In February 1978 he travelled to the UK where he had a home, and then went to France where he held citizenship.
US attempts to have him returned from France were thwarted, and Polanski's prolonged period of exile from Hollywood began.
He also avoided the UK, with its stronger extradition agreement with the US, and preferred not to travel to countries where there was any danger of arrest.
This quiet yet unresolved state of affairs continued until the release of Polanski's 2002 film The Pianist, a harrowing story of Nazi-occupied Warsaw which mirrored his own childhood experiences.
Polanski won the Oscar for best director, and his no-show at the Hollywood awards in 2003 seemed to lead to a new rash of developments in the case.
As The Pianist was raking in box office rewards, a Los Angeles judge made documents from the original case available to the public. These were subsequently posted on the internet.
Samantha Gailey - later Geimer - spoke out at the time, saying that Polanski should be allowed to return to the US and "should have received a sentence of time served 25 years ago".
Ms Geimer, now a mother of three, reflected on her experiences, saying it was "scary, and looking back, very creepy".
She maintained that her liaison with Polanski had not been consensual, and he would "not take no for an answer".
1977: Polanski admits unlawful sex with Samantha Geimer, 13, in Los Angeles
1978: Flees to Britain before US sentencing, and then to France, where he holds citizenship and is protected by France's limited extradition with US
2009: The US rejects Polanski's request for the case to be dismissed. Visiting Switzerland later that year, he is jailed, then placed under house arrest following a US extradition request
2010: Swiss authorities decide against extraditing Polanski and free him
2014: Polanski is questioned by prosecutors in Poland, acting on a US request. He agrees to comply with the Polish justice system as it examines the matter
2015: Polish court rules against US request for extradition.
In 2005, a libel action brought by the film-maker against Vanity Fair magazine concerning allegations about his earlier private life went in his favour.
But his refusal to testify in person at London's High Court showed that he still considered himself at risk.
In 2008, a new HBO documentary entitled Roman Polanski: Wanted and Desired was released, which examined the events leading up to the film-maker's sudden flight from the US, keeping the case under public scrutiny.
In 2009, a flurry of legal activity failed to put an end to the case and US determination to extradite Polanski.
His lawyers' attempts to lift the threat of extradition fell on deaf ears, including a bid to hold a court hearing outside the US.
Ms Geimer also called for the case to finally be dismissed, saying it "causes harm to me, my husband and children".
But during a visit to Switzerland in 2009, Polanski was arrested at Zurich airport.
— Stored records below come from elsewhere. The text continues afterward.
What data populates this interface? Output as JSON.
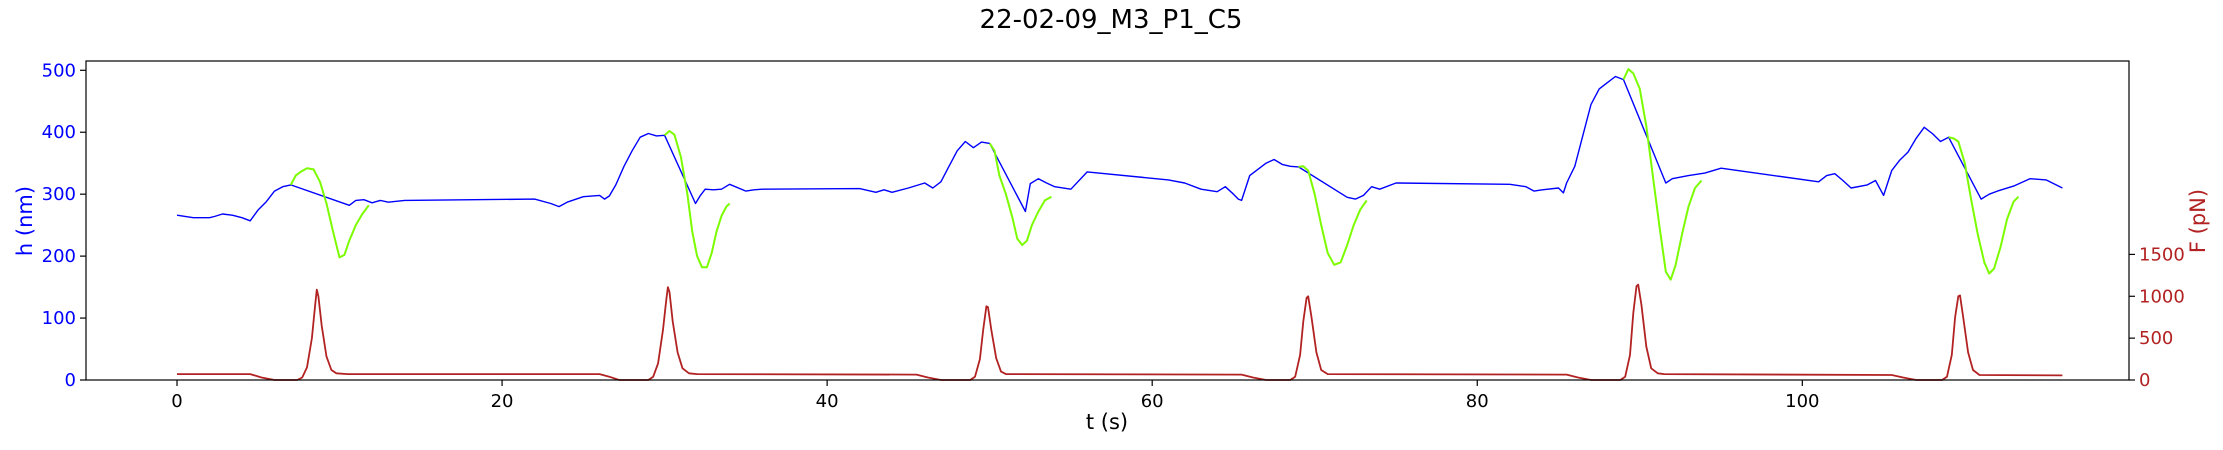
{
  "chart_data": {
    "type": "line",
    "title": "22-02-09_M3_P1_C5",
    "xlabel": "t (s)",
    "ylabel_left": "h (nm)",
    "ylabel_right": "F (pN)",
    "xlim": [
      -5.6,
      120.1
    ],
    "ylim_left": [
      0,
      515
    ],
    "ylim_right": [
      0,
      3810
    ],
    "x_ticks": [
      0,
      20,
      40,
      60,
      80,
      100
    ],
    "y_ticks_left": [
      0,
      100,
      200,
      300,
      400,
      500
    ],
    "y_ticks_right": [
      0,
      500,
      1000,
      1500
    ],
    "colors": {
      "height_line": "#0000ff",
      "indent_segments": "#7cfc00",
      "force_line": "#b22222",
      "left_axis": "#0000ff",
      "right_axis": "#b22222"
    },
    "series": [
      {
        "axis": "left",
        "color": "#0000ff",
        "points": [
          [
            0,
            266
          ],
          [
            1,
            262
          ],
          [
            2,
            262
          ],
          [
            2.3,
            264
          ],
          [
            2.8,
            268
          ],
          [
            3.4,
            266
          ],
          [
            4,
            262
          ],
          [
            4.5,
            257
          ],
          [
            5,
            275
          ],
          [
            5.5,
            288
          ],
          [
            6,
            305
          ],
          [
            6.5,
            312
          ],
          [
            7,
            315
          ],
          [
            10.6,
            282
          ],
          [
            11,
            290
          ],
          [
            11.5,
            291
          ],
          [
            12,
            286
          ],
          [
            12.5,
            290
          ],
          [
            13,
            287
          ],
          [
            14,
            290
          ],
          [
            22,
            292
          ],
          [
            23,
            285
          ],
          [
            23.5,
            280
          ],
          [
            24,
            287
          ],
          [
            25,
            296
          ],
          [
            26,
            298
          ],
          [
            26.3,
            292
          ],
          [
            26.6,
            297
          ],
          [
            27,
            315
          ],
          [
            27.5,
            345
          ],
          [
            28,
            370
          ],
          [
            28.5,
            392
          ],
          [
            29,
            398
          ],
          [
            29.5,
            394
          ],
          [
            30,
            395
          ],
          [
            31.9,
            285
          ],
          [
            32.2,
            298
          ],
          [
            32.5,
            308
          ],
          [
            33,
            307
          ],
          [
            33.5,
            308
          ],
          [
            34,
            316
          ],
          [
            35,
            305
          ],
          [
            35.5,
            307
          ],
          [
            36,
            308
          ],
          [
            42,
            309
          ],
          [
            43,
            303
          ],
          [
            43.5,
            307
          ],
          [
            44,
            303
          ],
          [
            45,
            310
          ],
          [
            46,
            318
          ],
          [
            46.5,
            310
          ],
          [
            47,
            320
          ],
          [
            47.5,
            345
          ],
          [
            48,
            370
          ],
          [
            48.5,
            385
          ],
          [
            49,
            375
          ],
          [
            49.5,
            384
          ],
          [
            50,
            382
          ],
          [
            52.2,
            272
          ],
          [
            52.5,
            317
          ],
          [
            53,
            325
          ],
          [
            53.5,
            318
          ],
          [
            54,
            312
          ],
          [
            55,
            308
          ],
          [
            56,
            336
          ],
          [
            61,
            323
          ],
          [
            62,
            318
          ],
          [
            63,
            308
          ],
          [
            64,
            304
          ],
          [
            64.5,
            312
          ],
          [
            65,
            300
          ],
          [
            65.3,
            292
          ],
          [
            65.5,
            290
          ],
          [
            66,
            330
          ],
          [
            66.5,
            340
          ],
          [
            67,
            350
          ],
          [
            67.5,
            356
          ],
          [
            68,
            348
          ],
          [
            68.5,
            345
          ],
          [
            69,
            344
          ],
          [
            72,
            295
          ],
          [
            72.5,
            292
          ],
          [
            73,
            298
          ],
          [
            73.5,
            312
          ],
          [
            74,
            308
          ],
          [
            75,
            318
          ],
          [
            82,
            316
          ],
          [
            83,
            312
          ],
          [
            83.5,
            305
          ],
          [
            84,
            307
          ],
          [
            85,
            310
          ],
          [
            85.3,
            302
          ],
          [
            85.5,
            318
          ],
          [
            86,
            345
          ],
          [
            86.5,
            395
          ],
          [
            87,
            445
          ],
          [
            87.5,
            470
          ],
          [
            88,
            480
          ],
          [
            88.5,
            490
          ],
          [
            89,
            485
          ],
          [
            91.6,
            318
          ],
          [
            92,
            325
          ],
          [
            93,
            330
          ],
          [
            94,
            334
          ],
          [
            95,
            342
          ],
          [
            101,
            320
          ],
          [
            101.5,
            330
          ],
          [
            102,
            333
          ],
          [
            102.5,
            322
          ],
          [
            103,
            310
          ],
          [
            104,
            315
          ],
          [
            104.5,
            322
          ],
          [
            105,
            298
          ],
          [
            105.5,
            338
          ],
          [
            106,
            355
          ],
          [
            106.5,
            368
          ],
          [
            107,
            390
          ],
          [
            107.5,
            408
          ],
          [
            108,
            398
          ],
          [
            108.5,
            385
          ],
          [
            109,
            392
          ],
          [
            111,
            292
          ],
          [
            111.5,
            300
          ],
          [
            112,
            305
          ],
          [
            113,
            313
          ],
          [
            114,
            325
          ],
          [
            115,
            323
          ],
          [
            116,
            310
          ]
        ]
      },
      {
        "axis": "left",
        "color": "#7cfc00",
        "segments": [
          [
            [
              7,
              315
            ],
            [
              7.3,
              330
            ],
            [
              7.6,
              336
            ],
            [
              8,
              342
            ],
            [
              8.4,
              340
            ],
            [
              8.8,
              320
            ],
            [
              9.2,
              285
            ],
            [
              9.6,
              240
            ],
            [
              10,
              198
            ],
            [
              10.3,
              202
            ],
            [
              10.6,
              225
            ],
            [
              11,
              250
            ],
            [
              11.4,
              268
            ],
            [
              11.8,
              282
            ]
          ],
          [
            [
              30,
              395
            ],
            [
              30.3,
              402
            ],
            [
              30.6,
              396
            ],
            [
              31,
              360
            ],
            [
              31.4,
              300
            ],
            [
              31.7,
              240
            ],
            [
              32,
              200
            ],
            [
              32.3,
              182
            ],
            [
              32.6,
              182
            ],
            [
              32.9,
              205
            ],
            [
              33.2,
              240
            ],
            [
              33.5,
              265
            ],
            [
              33.8,
              280
            ],
            [
              34,
              285
            ]
          ],
          [
            [
              50,
              382
            ],
            [
              50.3,
              370
            ],
            [
              50.6,
              330
            ],
            [
              51,
              300
            ],
            [
              51.4,
              262
            ],
            [
              51.7,
              228
            ],
            [
              52,
              218
            ],
            [
              52.3,
              225
            ],
            [
              52.6,
              250
            ],
            [
              53,
              272
            ],
            [
              53.4,
              290
            ],
            [
              53.8,
              296
            ]
          ],
          [
            [
              69,
              344
            ],
            [
              69.3,
              345
            ],
            [
              69.6,
              338
            ],
            [
              70,
              300
            ],
            [
              70.4,
              250
            ],
            [
              70.8,
              205
            ],
            [
              71.2,
              186
            ],
            [
              71.6,
              190
            ],
            [
              72,
              218
            ],
            [
              72.4,
              250
            ],
            [
              72.8,
              275
            ],
            [
              73.2,
              290
            ]
          ],
          [
            [
              89,
              485
            ],
            [
              89.3,
              502
            ],
            [
              89.6,
              495
            ],
            [
              90,
              470
            ],
            [
              90.4,
              410
            ],
            [
              90.8,
              330
            ],
            [
              91.2,
              250
            ],
            [
              91.6,
              175
            ],
            [
              91.9,
              162
            ],
            [
              92.2,
              185
            ],
            [
              92.6,
              235
            ],
            [
              93,
              280
            ],
            [
              93.4,
              310
            ],
            [
              93.8,
              322
            ]
          ],
          [
            [
              109,
              392
            ],
            [
              109.3,
              390
            ],
            [
              109.6,
              385
            ],
            [
              110,
              350
            ],
            [
              110.4,
              290
            ],
            [
              110.8,
              235
            ],
            [
              111.2,
              190
            ],
            [
              111.5,
              172
            ],
            [
              111.8,
              180
            ],
            [
              112.2,
              215
            ],
            [
              112.6,
              260
            ],
            [
              113,
              288
            ],
            [
              113.3,
              296
            ]
          ]
        ]
      },
      {
        "axis": "right",
        "color": "#b22222",
        "points": [
          [
            0,
            70
          ],
          [
            4.5,
            70
          ],
          [
            5.2,
            30
          ],
          [
            6,
            0
          ],
          [
            7.4,
            0
          ],
          [
            7.7,
            30
          ],
          [
            8,
            150
          ],
          [
            8.3,
            500
          ],
          [
            8.5,
            900
          ],
          [
            8.6,
            1080
          ],
          [
            8.7,
            1000
          ],
          [
            8.9,
            650
          ],
          [
            9.2,
            280
          ],
          [
            9.5,
            120
          ],
          [
            9.8,
            80
          ],
          [
            10.5,
            70
          ],
          [
            26,
            70
          ],
          [
            26.6,
            40
          ],
          [
            27.2,
            0
          ],
          [
            29,
            0
          ],
          [
            29.3,
            40
          ],
          [
            29.6,
            200
          ],
          [
            29.9,
            600
          ],
          [
            30.1,
            950
          ],
          [
            30.2,
            1110
          ],
          [
            30.3,
            1050
          ],
          [
            30.5,
            700
          ],
          [
            30.8,
            330
          ],
          [
            31.1,
            140
          ],
          [
            31.5,
            80
          ],
          [
            32,
            70
          ],
          [
            45.5,
            65
          ],
          [
            46.2,
            30
          ],
          [
            47,
            0
          ],
          [
            48.8,
            0
          ],
          [
            49.1,
            40
          ],
          [
            49.4,
            250
          ],
          [
            49.6,
            600
          ],
          [
            49.8,
            880
          ],
          [
            49.9,
            870
          ],
          [
            50.1,
            600
          ],
          [
            50.4,
            260
          ],
          [
            50.7,
            100
          ],
          [
            51,
            70
          ],
          [
            65.5,
            65
          ],
          [
            66.2,
            30
          ],
          [
            67,
            0
          ],
          [
            68.5,
            0
          ],
          [
            68.8,
            40
          ],
          [
            69.1,
            300
          ],
          [
            69.3,
            700
          ],
          [
            69.5,
            980
          ],
          [
            69.6,
            1000
          ],
          [
            69.8,
            750
          ],
          [
            70.1,
            330
          ],
          [
            70.4,
            120
          ],
          [
            70.8,
            70
          ],
          [
            85.5,
            65
          ],
          [
            86.2,
            30
          ],
          [
            87,
            0
          ],
          [
            88.8,
            0
          ],
          [
            89.1,
            40
          ],
          [
            89.4,
            300
          ],
          [
            89.6,
            800
          ],
          [
            89.8,
            1120
          ],
          [
            89.9,
            1140
          ],
          [
            90.1,
            900
          ],
          [
            90.4,
            400
          ],
          [
            90.7,
            140
          ],
          [
            91.1,
            80
          ],
          [
            91.5,
            70
          ],
          [
            105.5,
            60
          ],
          [
            106.2,
            30
          ],
          [
            107,
            0
          ],
          [
            108.6,
            0
          ],
          [
            108.9,
            40
          ],
          [
            109.2,
            300
          ],
          [
            109.4,
            750
          ],
          [
            109.6,
            1000
          ],
          [
            109.7,
            1010
          ],
          [
            109.9,
            750
          ],
          [
            110.2,
            330
          ],
          [
            110.5,
            120
          ],
          [
            110.9,
            60
          ],
          [
            116,
            55
          ]
        ]
      }
    ]
  }
}
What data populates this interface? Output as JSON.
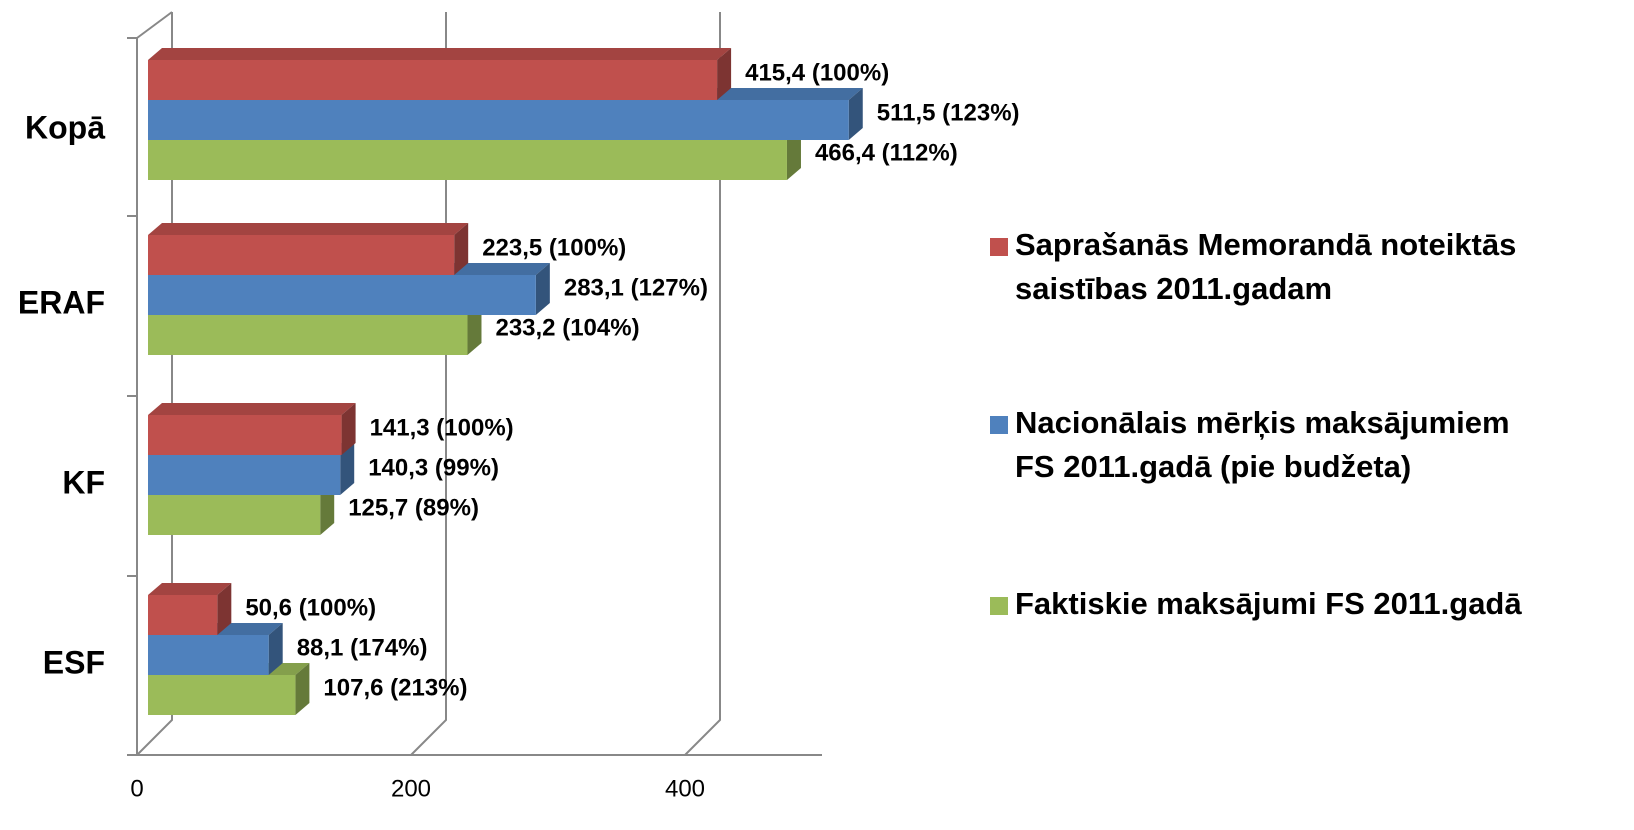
{
  "chart_data": {
    "type": "bar3d_horizontal",
    "categories": [
      "Kopā",
      "ERAF",
      "KF",
      "ESF"
    ],
    "series": [
      {
        "name": "Saprašanās Memorandā noteiktās saistības 2011.gadam",
        "color": "#c0504d",
        "values": [
          415.4,
          223.5,
          141.3,
          50.6
        ],
        "value_labels": [
          "415,4 (100%)",
          "223,5 (100%)",
          "141,3 (100%)",
          "50,6 (100%)"
        ]
      },
      {
        "name": "Nacionālais mērķis maksājumiem FS 2011.gadā (pie budžeta)",
        "color": "#4f81bd",
        "values": [
          511.5,
          283.1,
          140.3,
          88.1
        ],
        "value_labels": [
          "511,5 (123%)",
          "283,1 (127%)",
          "140,3 (99%)",
          "88,1 (174%)"
        ]
      },
      {
        "name": "Faktiskie maksājumi FS 2011.gadā",
        "color": "#9bbb59",
        "values": [
          466.4,
          233.2,
          125.7,
          107.6
        ],
        "value_labels": [
          "466,4 (112%)",
          "233,2 (104%)",
          "125,7 (89%)",
          "107,6 (213%)"
        ]
      }
    ],
    "xlim": [
      0,
      500
    ],
    "xticks": [
      0,
      200,
      400
    ],
    "grid": true,
    "legend": "right"
  }
}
He was held in prison and under house arrest for months but avoided extradition after Swiss authorities ruled against it.
In a 2011 TV interview, Polanski said he had "regretted" the 1977 incident for 33 years and called Ms Geimer a "double victim" - of both him and the press.
But Polanski's legal troubles may not end here. The Polish ruling can be appealed against and officials from the recently elected Law and Justice Party have publicly called for his extradition.